Prévenant : « Gardez-vous, votre tête entraînée
Par ce poids, de tomber en avant sur le sol ! »
Tendre : « Faites-lui faire un petit parasol
De peur que sa couleur au soleil ne se fane ! »
Pédant : « L’animal seul, monsieur, qu’Aristophane
Appelle Hippocampelephantocamélos
Dut avoir sous le front tant de chair sur tant d’os ! »
Cavalier : « Quoi, l’ami, ce croc est à la mode ?
Pour pendre son chapeau, c’est vraiment très commode ! »
Emphatique : « Aucun vent ne peut, nez magistral,
T’enrhumer tout entier, excepté le mistral ! »
Dramatique : « C’est la Mer Rouge quand il saigne ! »
Admiratif : « Pour un parfumeur, quelle enseigne ! »
Lyrique : « Est-ce une conque, êtes-vous un triton ? »
Naïf : « Ce monument, quand le visite-t-on ? »
Respectueux : « Souffrez, monsieur, qu’on vous salue,
C’est là ce qui s’appelle avoir pignon sur rue ! »
Campagnard : « Hé, ardé ! C’est-y un nez ? Nanain !
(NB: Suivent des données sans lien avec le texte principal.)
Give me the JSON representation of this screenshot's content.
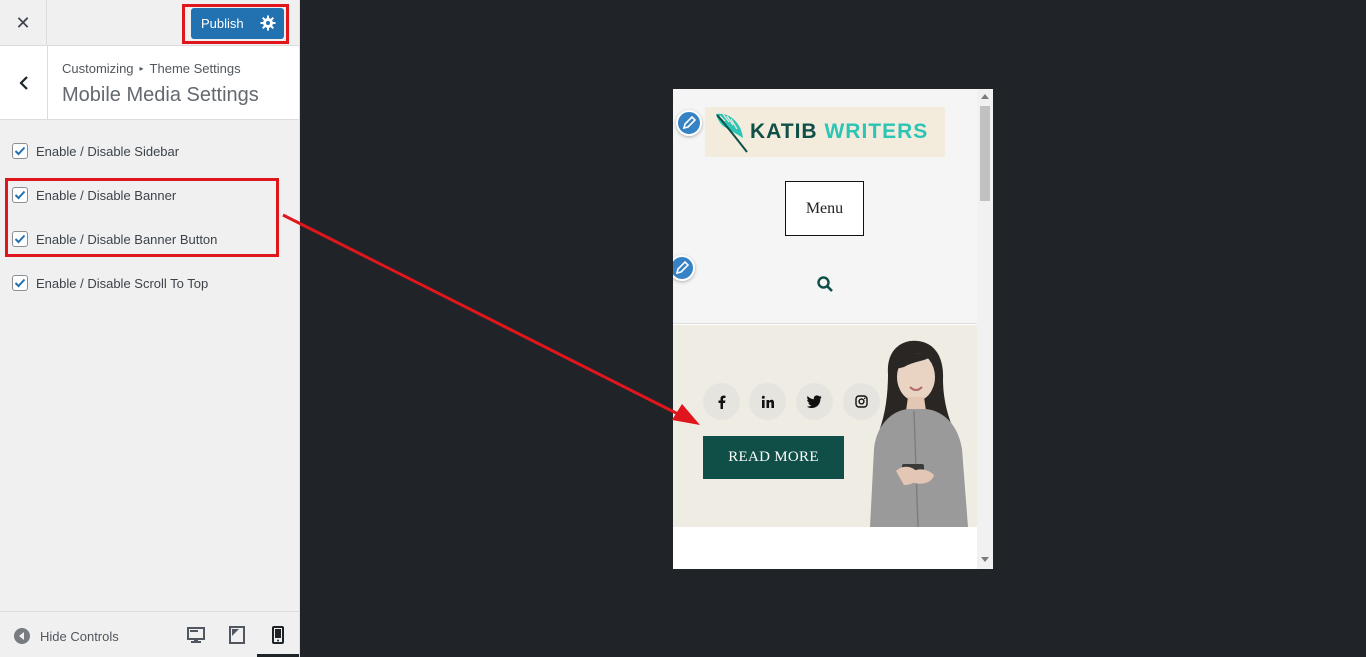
{
  "topbar": {
    "close_glyph": "✕",
    "publish_label": "Publish",
    "publish_settings_icon": "gear-icon"
  },
  "section": {
    "breadcrumb_root": "Customizing",
    "breadcrumb_current": "Theme Settings",
    "title": "Mobile Media Settings"
  },
  "options": [
    {
      "label": "Enable / Disable Sidebar",
      "checked": true
    },
    {
      "label": "Enable / Disable Banner",
      "checked": true
    },
    {
      "label": "Enable / Disable Banner Button",
      "checked": true
    },
    {
      "label": "Enable / Disable Scroll To Top",
      "checked": true
    }
  ],
  "footer": {
    "hide_controls_label": "Hide Controls",
    "devices": [
      "desktop-icon",
      "tablet-icon",
      "mobile-icon"
    ],
    "active_device": "mobile"
  },
  "preview": {
    "logo_word1": "KATIB",
    "logo_word2": "WRITERS",
    "menu_label": "Menu",
    "social_icons": [
      "facebook-icon",
      "linkedin-icon",
      "twitter-icon",
      "instagram-icon"
    ],
    "banner_button_label": "READ MORE"
  },
  "colors": {
    "publish_blue": "#2271b1",
    "highlight_red": "#e0161d",
    "brand_dark_green": "#0f4f48",
    "brand_teal": "#2cc4b5",
    "canvas_bg": "#202328"
  }
}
C’est queuqu’navet géant ou ben queuqu’melon nain ! »
Militaire : « Pointez contre cavalerie ! »
Pratique : « Voulez-vous le mettre en loterie ?
Assurément, monsieur, ce sera le gros lot ! »
Enfin parodiant Pyrame en un sanglot :
« Le voilà donc ce nez qui des traits de son maître
A détruit l’harmonie ! Il en rougit, le traître ! »
– Voilà ce qu’à peu près, mon cher, vous m’auriez dit
Si vous aviez un peu de lettres et d’esprit :
Mais d’esprit, ô le plus lamentable des êtres,
Vous n’en eûtes jamais un atome, et de lettres
Vous n’avez que les trois qui forment le mot : sot !
Eussiez-vous eu, d’ailleurs, l’invention qu’il faut
Pour pouvoir là, devant ces nobles galeries,
Me servir toutes ces folles plaisanteries,
Que vous n’en eussiez pas articulé le quart
De la moitié du commencement d’une, car
Je me les sers moi-même, avec assez de verve,
Mais je ne permets pas qu’un autre me les serve.
De Guiche, voulant emmener le vicomte pétrifié
Vicomte, laissez donc !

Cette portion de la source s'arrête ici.